Butternut squash makes a complete meal when packed with quinoa, seeds and vegetables.
Serves
2
Prep
15 minutes
Cook
50 minutes
Each 414g serving contains (excludes serving suggestion)
KCal
331
Carbs
48.5g
Fibre
11.7g
Protein
12.1g
Fat
7.8g
Saturates
0.90g
Sugars
19.8g
Salt
0.10g
Portion Fruit & Veg
4
Ingredients
Ingredients
1 small butternut squash, de-seeded (500g)
70g quinoa
150ml boiling water
1 tsp rapeseed oil
1 onion, finely chopped
half red pepper, finely chopped
1 heaped tsp cumin
3 cloves garlic, crushed
pinch chilli flakes
1 tbsp pumpkin seeds
6 cherry tomatoes, halved
6 sprigs fresh rosemary
Method
- Preheat the oven to 180°C/gas 4. Cut the squash in half lengthways, scoop out the seeds and bake 35-40 minutes until tender.

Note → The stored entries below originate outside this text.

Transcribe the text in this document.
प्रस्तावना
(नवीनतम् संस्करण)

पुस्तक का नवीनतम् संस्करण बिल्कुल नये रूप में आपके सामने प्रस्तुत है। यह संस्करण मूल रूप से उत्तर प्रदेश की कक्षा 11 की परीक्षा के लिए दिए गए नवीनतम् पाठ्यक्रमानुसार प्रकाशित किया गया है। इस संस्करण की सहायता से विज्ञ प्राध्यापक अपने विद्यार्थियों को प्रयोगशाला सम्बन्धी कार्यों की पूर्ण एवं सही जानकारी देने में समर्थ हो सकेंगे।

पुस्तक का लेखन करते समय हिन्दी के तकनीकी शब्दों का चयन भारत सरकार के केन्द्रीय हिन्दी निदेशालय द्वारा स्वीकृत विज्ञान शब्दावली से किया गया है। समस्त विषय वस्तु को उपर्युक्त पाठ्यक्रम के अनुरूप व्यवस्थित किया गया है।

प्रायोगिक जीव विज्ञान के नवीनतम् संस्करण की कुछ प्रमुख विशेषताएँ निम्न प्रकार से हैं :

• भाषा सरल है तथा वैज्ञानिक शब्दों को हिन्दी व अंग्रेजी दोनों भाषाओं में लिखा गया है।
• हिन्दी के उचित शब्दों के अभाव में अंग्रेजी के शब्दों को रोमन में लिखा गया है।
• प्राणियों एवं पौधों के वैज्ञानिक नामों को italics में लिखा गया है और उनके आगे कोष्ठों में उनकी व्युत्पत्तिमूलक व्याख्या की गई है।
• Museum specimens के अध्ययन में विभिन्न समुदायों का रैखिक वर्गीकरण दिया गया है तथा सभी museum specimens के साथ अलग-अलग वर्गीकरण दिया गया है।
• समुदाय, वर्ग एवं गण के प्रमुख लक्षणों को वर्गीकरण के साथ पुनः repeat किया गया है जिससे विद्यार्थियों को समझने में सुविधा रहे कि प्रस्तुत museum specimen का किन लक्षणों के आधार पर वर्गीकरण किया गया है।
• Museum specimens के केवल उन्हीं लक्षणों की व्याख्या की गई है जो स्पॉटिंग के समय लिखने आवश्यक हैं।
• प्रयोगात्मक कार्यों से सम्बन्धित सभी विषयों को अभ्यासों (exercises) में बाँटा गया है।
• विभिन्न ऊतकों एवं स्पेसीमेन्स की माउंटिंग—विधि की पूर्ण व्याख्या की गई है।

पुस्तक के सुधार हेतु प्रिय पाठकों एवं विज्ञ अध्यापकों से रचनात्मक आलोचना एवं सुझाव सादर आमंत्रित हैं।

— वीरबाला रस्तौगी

- Meanwhile, add the quinoa to a pan of boiling water, bring to the boil and turn down the heat. Cover and simmer gently for 10-15 minutes.
- Add the oil to another pan and cook the onions and pepper for 5 minutes. Add the cumin, garlic and chilli flakes and cook for another 2 minutes.
- Drain off any excess water from the quinoa and stir it into the onion mixture. Add the pumpkin seeds and mix well.
- Mound the quinoa onto the squash, top with the tomatoes and bake a further 10 minutes. Serve with sprigs of rosemary.
Chefs tips
- You could use couscous or bulgar wheat for the stuffing, instead of the quinoa.
- Try using different spices, such as curry paste, or fresh herbs, such as coriander or tarragon.
- Top with a little low-fat cheese if desired.
- Freezing instructions: Suitable for freezing once cooked. Defrost in the fridge or microwave and reheat in the oven or microwave until piping hot.